Well, that depends on the definition of “job.” Justin Florek has filled in for Chris Kelly admirably in the first two games of the postseason, scoring a fluke goal but also playing very well five-on-five and killing penalties. While Florek won’t be stealing Kelly’s job any time soon, it’s entirely possible that his play could make him the team’s 13th forward over Jordan Caron, if that isn’t already the case.

With both Kelly and Daniel Paille out, Florek has played in place of Kelly on Carl Soderberg‘s line, while Caron has played on Gregory Campbell‘s line in place of Paille. Though Caron was with the Bruins throughout the season and Florek spent much of the year in Providence, it would appear that Florek has become a better option to play in different roles. For what it’s worth, both Caron and Florek are restricted free agents at season’s end.

Florek, who is in his second full professional season, is just happy to be playing playoff hockey. If what he does now sets him up for more of an opportunity going forward, that’s gravy.

“I don’t think about it at all really,” Florek said of playing his way into an NHL role. “I just go out there and play my role. I just do what I can to help my team win and whatever happens happens. It’s just kind of the way I’ve approached my career the way long. I’m just going to continue to play that way.”

The Bruins brought up Florek prior to the playoffs on an emergency basis. However, the terms of that recall will not present an issue for the Bruins once Paille or Kelly is ready to return, as teams are permitted three regular recalls at the start of the postseason.

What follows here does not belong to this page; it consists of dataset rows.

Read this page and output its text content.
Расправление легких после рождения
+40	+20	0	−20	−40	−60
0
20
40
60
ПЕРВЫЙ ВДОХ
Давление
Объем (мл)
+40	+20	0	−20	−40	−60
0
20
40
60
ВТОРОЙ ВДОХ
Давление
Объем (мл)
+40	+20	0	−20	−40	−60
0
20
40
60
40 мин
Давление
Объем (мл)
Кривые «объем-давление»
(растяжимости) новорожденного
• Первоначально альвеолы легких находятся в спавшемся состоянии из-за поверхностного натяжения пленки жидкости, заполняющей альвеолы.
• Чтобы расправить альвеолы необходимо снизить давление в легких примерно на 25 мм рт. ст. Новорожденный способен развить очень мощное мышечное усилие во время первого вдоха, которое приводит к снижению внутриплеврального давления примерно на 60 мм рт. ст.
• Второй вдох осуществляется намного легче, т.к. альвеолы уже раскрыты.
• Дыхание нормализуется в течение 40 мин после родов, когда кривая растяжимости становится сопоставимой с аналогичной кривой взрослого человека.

Florek, like Caron, has had to play in different roles with the B’s this season. Florek played well on the fourth line earlier in the season, picking up a goal and an assist in a three-game sting in January, and he’s also looked good on a more skilled line with Soderberg and Loui Eriksson.

“I feel comfortable playing both roles. At the same time, I just go out and play my game,” Florek said. “[Regardless] of who I’m playing with, I’ve just got to play my game and not get outside of it or do too much. Playing with those guys is great. No matter what line I’m on, I feel comfortable with [them]. Hopefully I can continue to play that way.”